Not to mention a host of other smaller problems (eg no standard way to write tightly coupled CPU/GPU codes, spotty virtualization support in GPUs, lack integation in estabilished high level languages, etc chilling factors).
The ML niche that can require speficic kinds of NVidia GPUs seems to be an island of its own that works for some things, but it's not great.
While true, it is still easier to write shader code than trying to understand the low level details of SIMD and similar instruction sets, that are only exposed in a few selected languages.
Even JavaScript has easier ways to call into GPU code than exposing vector instructions.
Yes, one is easier to write and the other is easier to ship, except for WebGL.
The JS/browser angle has another GPU related parallel here. WebAssembly SIMD is is shipping since a couple of years and like WebGL make the browser platform one of the few portable ways to access this parallel-programming functionality now.
(But functionality is limited to approximately same as the 1999 vintage x86 SSE1)
> You could say that the intersecting area in the ven diagram of "Has to run on CPU" and "Can use vector instructions" is small.
People are forgetting the "Could run on a GPU but I don't know how" factor. There's tons of Situations where GPU Offloading would be fast or more energy efficient but importing all the libraries, dealing with drivers etc. really is not worth the effort, whereas doing it on a CPU is really just a simple include away.
> You could say that the intersecting area in the ven diagram of "Has to run on CPU" and "Can use vector instructions" is small.
I dunno, JSON parsing is stupid hot these days because of web stacks. Given the neat parsing tricks by simdjson mentioned upthread, it seems like AVX512 could accelerate many applications that boil down to linear searches through memory, which includes lots of parsing and network problems.
Memcpy and memset are massively parallel operations used on a CPU all the time.
But lets ignore the _easy_ problems. AES-GCM mode is massively parallelized as well, each 128-bit block of AES-GCM can run in parallel, so AVX512-AES encryption can process 4 blocks in parallel per clock tick.
Icelake and later CPUs have a REP MOVS / REP STOS implementation that is generally optimal for memcpy and memset, so there’s no reason to use AVX512 for those except in very specific cases.
I know when I use GCC to compile with AVX512 flags, it seems to output memcpy as AVX registers / ZMMs and stuff...
Auto vectorization usually sucks for most code. But very simple setting of structures / memcpy / memset like code is ideal for AVX512. It's a pretty common use case (think a C++ vector<SomeClass> where the default constructor sets the 128 byte structure to some defaults)
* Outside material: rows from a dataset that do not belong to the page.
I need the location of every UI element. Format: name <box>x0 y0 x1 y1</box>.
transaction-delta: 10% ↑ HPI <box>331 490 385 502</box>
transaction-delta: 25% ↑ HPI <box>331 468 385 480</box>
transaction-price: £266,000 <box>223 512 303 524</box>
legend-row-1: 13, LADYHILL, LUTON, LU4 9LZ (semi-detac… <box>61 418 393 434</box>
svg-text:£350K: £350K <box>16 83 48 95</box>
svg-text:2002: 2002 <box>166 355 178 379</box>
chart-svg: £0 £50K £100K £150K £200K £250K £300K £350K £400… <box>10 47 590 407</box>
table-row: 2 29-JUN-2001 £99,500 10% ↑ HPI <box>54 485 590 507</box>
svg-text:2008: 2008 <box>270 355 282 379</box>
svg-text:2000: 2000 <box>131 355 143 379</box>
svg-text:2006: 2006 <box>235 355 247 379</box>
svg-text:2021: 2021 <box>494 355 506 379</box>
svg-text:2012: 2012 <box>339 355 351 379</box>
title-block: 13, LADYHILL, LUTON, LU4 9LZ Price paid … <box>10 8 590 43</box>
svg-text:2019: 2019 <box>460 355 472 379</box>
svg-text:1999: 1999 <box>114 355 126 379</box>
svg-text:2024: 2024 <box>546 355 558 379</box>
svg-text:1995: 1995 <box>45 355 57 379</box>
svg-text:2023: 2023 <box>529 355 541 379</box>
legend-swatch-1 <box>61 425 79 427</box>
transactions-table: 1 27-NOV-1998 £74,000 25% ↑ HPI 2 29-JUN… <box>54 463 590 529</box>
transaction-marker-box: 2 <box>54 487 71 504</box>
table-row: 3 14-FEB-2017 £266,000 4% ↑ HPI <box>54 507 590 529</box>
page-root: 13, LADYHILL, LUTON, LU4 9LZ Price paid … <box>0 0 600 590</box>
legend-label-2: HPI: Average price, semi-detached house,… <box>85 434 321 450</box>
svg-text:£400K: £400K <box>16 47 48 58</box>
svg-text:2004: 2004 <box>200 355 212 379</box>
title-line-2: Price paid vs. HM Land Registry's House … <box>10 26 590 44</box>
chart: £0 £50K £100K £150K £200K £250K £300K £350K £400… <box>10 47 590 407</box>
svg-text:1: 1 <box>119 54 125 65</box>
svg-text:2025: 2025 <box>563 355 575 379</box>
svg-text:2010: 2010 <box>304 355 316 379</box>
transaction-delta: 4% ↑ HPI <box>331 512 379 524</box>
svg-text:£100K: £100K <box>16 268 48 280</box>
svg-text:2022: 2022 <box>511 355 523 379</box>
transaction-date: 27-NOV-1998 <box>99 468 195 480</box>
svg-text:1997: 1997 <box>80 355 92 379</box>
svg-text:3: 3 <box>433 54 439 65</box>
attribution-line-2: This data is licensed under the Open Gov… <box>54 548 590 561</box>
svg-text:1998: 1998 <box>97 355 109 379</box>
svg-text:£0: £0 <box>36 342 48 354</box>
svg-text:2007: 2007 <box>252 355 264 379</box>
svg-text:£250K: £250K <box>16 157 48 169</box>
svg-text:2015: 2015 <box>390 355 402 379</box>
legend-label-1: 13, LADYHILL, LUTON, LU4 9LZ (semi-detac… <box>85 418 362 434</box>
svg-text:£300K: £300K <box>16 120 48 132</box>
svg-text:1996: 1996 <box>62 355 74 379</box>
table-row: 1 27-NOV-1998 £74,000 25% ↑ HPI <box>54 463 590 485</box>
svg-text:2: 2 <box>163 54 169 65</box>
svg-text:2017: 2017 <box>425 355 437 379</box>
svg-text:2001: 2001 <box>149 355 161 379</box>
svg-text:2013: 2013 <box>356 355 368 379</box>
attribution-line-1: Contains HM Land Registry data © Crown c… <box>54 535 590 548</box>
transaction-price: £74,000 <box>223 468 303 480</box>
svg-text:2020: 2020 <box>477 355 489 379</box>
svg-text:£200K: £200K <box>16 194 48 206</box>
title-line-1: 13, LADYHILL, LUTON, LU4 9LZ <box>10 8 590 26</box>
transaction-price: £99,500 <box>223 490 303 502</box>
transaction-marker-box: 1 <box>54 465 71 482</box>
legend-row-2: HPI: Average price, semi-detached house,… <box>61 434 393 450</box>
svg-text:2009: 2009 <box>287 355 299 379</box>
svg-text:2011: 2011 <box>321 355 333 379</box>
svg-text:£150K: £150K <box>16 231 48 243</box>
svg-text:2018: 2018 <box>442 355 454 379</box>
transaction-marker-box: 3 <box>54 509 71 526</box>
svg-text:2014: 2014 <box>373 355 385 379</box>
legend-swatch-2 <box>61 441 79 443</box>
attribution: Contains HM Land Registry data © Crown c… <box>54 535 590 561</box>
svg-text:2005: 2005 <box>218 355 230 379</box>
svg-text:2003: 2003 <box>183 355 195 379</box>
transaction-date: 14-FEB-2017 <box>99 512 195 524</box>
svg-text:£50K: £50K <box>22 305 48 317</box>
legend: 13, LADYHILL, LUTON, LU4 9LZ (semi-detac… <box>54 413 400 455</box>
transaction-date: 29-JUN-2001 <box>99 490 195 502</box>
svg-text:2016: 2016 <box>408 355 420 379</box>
AVX512 doesn't itself imply Icelake+; the actual feature is FSRM (fast short rep movs), which is distinct from AVX512. In particular, Skylake Xeon and Cannon Lake, Cascade Lake, and Cooper Lake all have AVX512 but not FSRM, but my expectation is that all future architectures will have support, so I would expect memcpy and memset implementations tuned for Icelake and onwards to take advantage of it.
gpus have a high enough latency that for O(n) operations, the time it takes to move the data to the GPU will be higher than the time it takes to run the problem on a CPU. AVX-512 is great because it makes it easy to speed up code to the point that it's memory bottlenecked.
https://lemire.me/blog/2022/05/25/parsing-json-faster-with-i...
All things that are good for HFT but also good for speeding up your web browser and maybe even saving power because you can dial down the clock rate. It's a tragedy that Intel is fusing off AVX 512 in consumer parts so they can stuff the chips with thoroughly pizzled phonish low-performance cores.